I am not one that is good at being quiet about what they believe in and stand for. If something bothers me, you will definitely know, and if there is an article or meme that I can relate to, you will definitely see it posted onto my wall. Because of this, I have had commentary that is so positive and agrees with what I say/repost, but I have also had commentary (from my family, included) calling me ridiculous or silly for believing in what I do. Luckily, the times where these two have crossed over under one post has been at a minimum, but how are you supposed to please both groups of people without upsetting anybody? You cannot silence your voice for the sake of silencing the oppositions, but you also cannot instigate when you will be more at peace if you decide not to write anything.

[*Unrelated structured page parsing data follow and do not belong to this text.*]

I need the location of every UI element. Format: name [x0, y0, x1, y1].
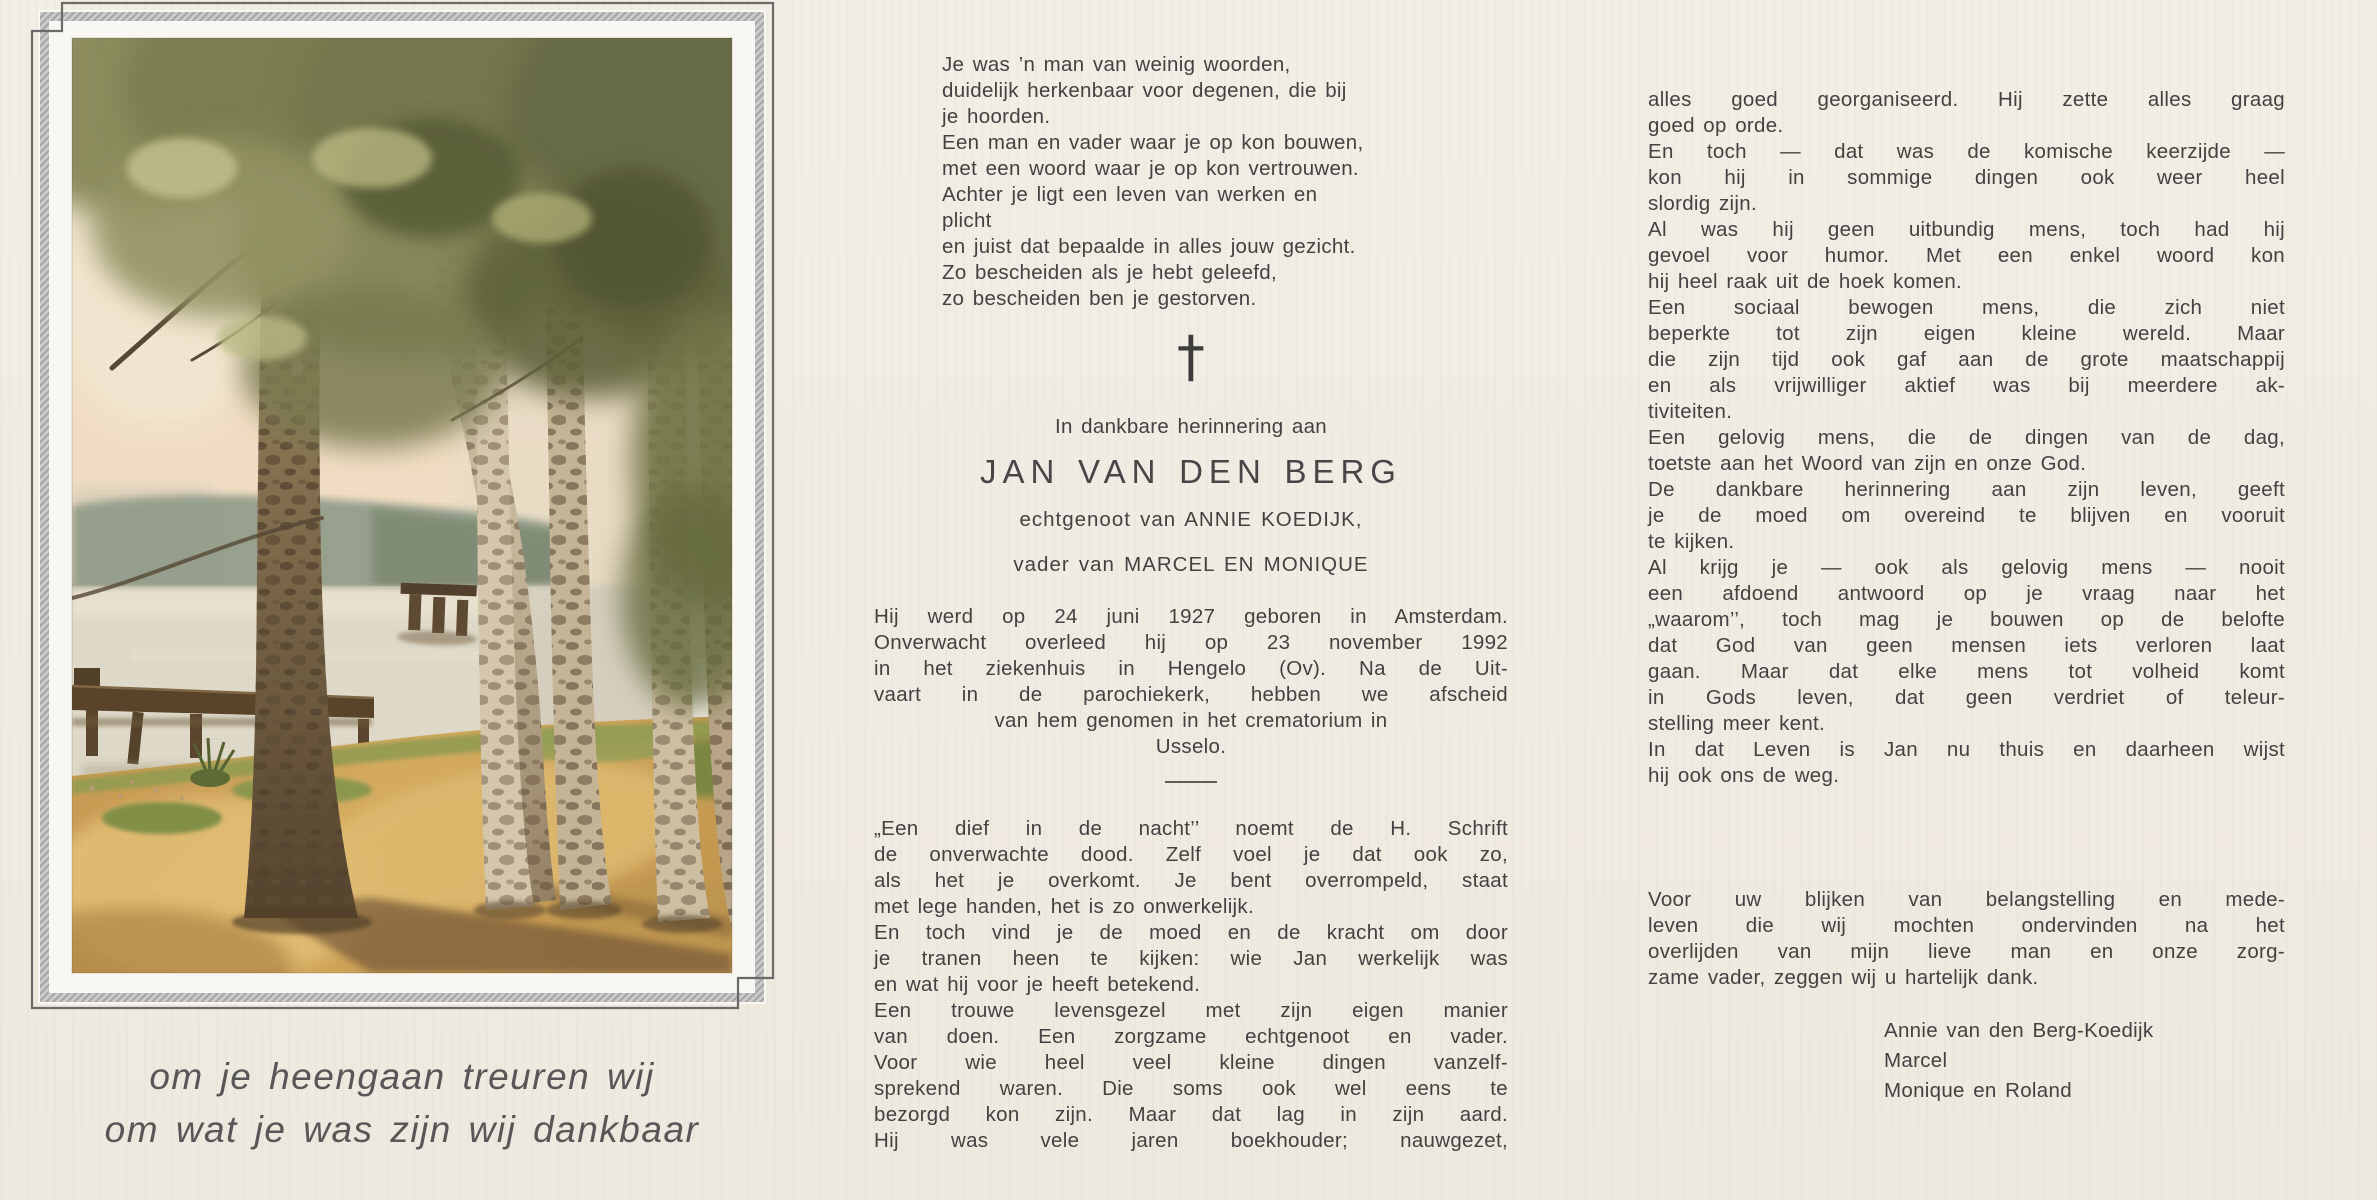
memorial-right-column: [1648, 87, 2285, 1106]
text-line: dat God van geen mensen iets verloren laat: [1648, 634, 2285, 657]
text-line: Zo bescheiden als je hebt geleefd,: [942, 261, 1277, 284]
photo-panel: [0, 0, 810, 1200]
caption-line-2: om wat je was zijn wij dankbaar: [104, 1109, 700, 1150]
text-line: Monique en Roland: [1884, 1079, 2072, 1102]
text-line: met lege handen, het is zo onwerkelijk.: [874, 895, 1254, 918]
deceased-name: JAN VAN DEN BERG: [980, 453, 1402, 490]
cross-symbol: †: [1176, 325, 1206, 390]
text-line: Een trouwe levensgezel met zijn eigen manier: [874, 999, 1508, 1022]
text-line: met een woord waar je op kon vertrouwen.: [942, 157, 1359, 180]
text-line: Een sociaal bewogen mens, die zich niet: [1648, 296, 2285, 319]
text-line: duidelijk herkenbaar voor degenen, die bij: [942, 79, 1347, 102]
text-line: stelling meer kent.: [1648, 712, 1826, 735]
text-line: Al was hij geen uitbundig mens, toch had hij: [1648, 218, 2285, 241]
text-line: kon hij in sommige dingen ook weer heel: [1648, 166, 2285, 189]
text-line: Voor wie heel veel kleine dingen vanzelf-: [874, 1051, 1508, 1074]
text-line: Je was ’n man van weinig woorden,: [942, 53, 1291, 76]
birch-lake-scene: [0, 0, 810, 1028]
photo-caption: [30, 1050, 774, 1156]
text-line: goed op orde.: [1648, 114, 1784, 137]
text-line: Onverwacht overleed hij op 23 november 1992: [874, 631, 1508, 654]
text-line: Achter je ligt een leven van werken en: [942, 183, 1318, 206]
text-line: Hij werd op 24 juni 1927 geboren in Amsterdam.: [874, 605, 1508, 628]
spouse-line: echtgenoot van ANNIE KOEDIJK,: [1019, 508, 1363, 531]
text-line: Al krijg je — ook als gelovig mens — nooit: [1648, 556, 2285, 579]
text-line: beperkte tot zijn eigen kleine wereld. Maar: [1648, 322, 2285, 345]
text-line: hij heel raak uit de hoek komen.: [1648, 270, 1963, 293]
text-line: De dankbare herinnering aan zijn leven, geeft: [1648, 478, 2285, 501]
text-line: tiviteiten.: [1648, 400, 1733, 423]
text-line: te kijken.: [1648, 530, 1735, 553]
text-line: Marcel: [1884, 1049, 1948, 1072]
text-line: die zijn tijd ook gaf aan de grote maatschappij: [1648, 348, 2285, 371]
text-line: gevoel voor humor. Met een enkel woord kon: [1648, 244, 2285, 267]
text-line: van doen. Een zorgzame echtgenoot en vader.: [874, 1025, 1508, 1048]
remembrance-intro: In dankbare herinnering aan: [1054, 415, 1328, 438]
text-line: En toch vind je de moed en de kracht om door: [874, 921, 1508, 944]
memorial-center-column: [874, 52, 1508, 1154]
divider-rule: [1165, 781, 1217, 783]
text-line: en juist dat bepaalde in alles jouw gezicht.: [942, 235, 1356, 258]
text-line: je de moed om overeind te blijven en vooruit: [1648, 504, 2285, 527]
text-line: Usselo.: [1155, 735, 1227, 758]
text-line: in het ziekenhuis in Hengelo (Ov). Na de Uit-: [874, 657, 1508, 680]
text-line: de onverwachte dood. Zelf voel je dat ook zo,: [874, 843, 1508, 866]
text-line: In dat Leven is Jan nu thuis en daarheen wijst: [1648, 738, 2285, 761]
text-line: „waarom’’, toch mag je bouwen op de belofte: [1648, 608, 2285, 631]
thanks-text: [1648, 887, 2285, 991]
text-line: hij ook ons de weg.: [1648, 764, 1840, 787]
children-line: vader van MARCEL EN MONIQUE: [1013, 553, 1369, 576]
reflection-text: [874, 816, 1508, 1154]
text-line: slordig zijn.: [1648, 192, 1757, 215]
framed-birch-lake-photo: [0, 0, 810, 1060]
text-line: overlijden van mijn lieve man en onze zorg-: [1648, 940, 2285, 963]
text-line: leven die wij mochten ondervinden na het: [1648, 914, 2285, 937]
text-line: en als vrijwilliger aktief was bij meerdere ak-: [1648, 374, 2285, 397]
text-line: Een gelovig mens, die de dingen van de dag,: [1648, 426, 2285, 449]
memory-text: [1648, 87, 2285, 789]
family-signatures: [1648, 1016, 2285, 1106]
text-line: in Gods leven, dat geen verdriet of teleur-: [1648, 686, 2285, 709]
text-line: zame vader, zeggen wij u hartelijk dank.: [1648, 966, 2039, 989]
text-line: alles goed georganiseerd. Hij zette alles graag: [1648, 88, 2285, 111]
text-line: als het je overkomt. Je bent overrompeld, staat: [874, 869, 1508, 892]
text-line: je hoorden.: [942, 105, 1051, 128]
text-line: Hij was vele jaren boekhouder; nauwgezet,: [874, 1129, 1508, 1152]
text-line: Annie van den Berg-Koedijk: [1884, 1019, 2154, 1042]
opening-poem: [874, 52, 1508, 312]
text-line: van hem genomen in het crematorium in: [994, 709, 1388, 732]
life-details: [874, 604, 1508, 760]
text-line: gaan. Maar dat elke mens tot volheid komt: [1648, 660, 2285, 683]
text-line: zo bescheiden ben je gestorven.: [942, 287, 1257, 310]
text-line: en wat hij voor je heeft betekend.: [874, 973, 1201, 996]
text-line: vaart in de parochiekerk, hebben we afscheid: [874, 683, 1508, 706]
text-line: bezorgd kon zijn. Maar dat lag in zijn aard.: [874, 1103, 1508, 1126]
text-line: Voor uw blijken van belangstelling en mede-: [1648, 888, 2285, 911]
text-line: een afdoend antwoord op je vraag naar het: [1648, 582, 2285, 605]
caption-line-1: om je heengaan treuren wij: [149, 1056, 655, 1097]
text-line: je tranen heen te kijken: wie Jan werkelijk was: [874, 947, 1508, 970]
text-line: sprekend waren. Die soms ook wel eens te: [874, 1077, 1508, 1100]
text-line: „Een dief in de nacht’’ noemt de H. Schrift: [874, 817, 1508, 840]
text-line: Een man en vader waar je op kon bouwen,: [942, 131, 1364, 154]
text-line: plicht: [942, 209, 992, 232]
text-line: toetste aan het Woord van zijn en onze God.: [1648, 452, 2087, 475]
text-line: En toch — dat was de komische keerzijde —: [1648, 140, 2285, 163]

What is the right thing to do when "the right thing to do" depends on each person and their experiences in/thoughts about this world?
Arguing with your parents on their posts where your mostly-conservative family will likely see is probably not the best way to update them on how you are growing in a university setting, and deleting their comments on your posts for the avoidance of embarrassment will only anger them, so is there even a solution?
I think that each solution is probably dependent on each person, so maybe it is not something I could solve for myself, let alone the rest of you, but I hope this article allows all of us to think about our social media presence and also allows us to meditate on staying true to ourselves, even if it can get a little messy sometimes.
To my friends, family, professors, and any other Facebook friends that I have, whether we agree or disagree on some/most/all political views, thank you for sticking around and challenging me intellectually. I appreciate you being in my life and I hope that our relationship isn't affected due to opposing views!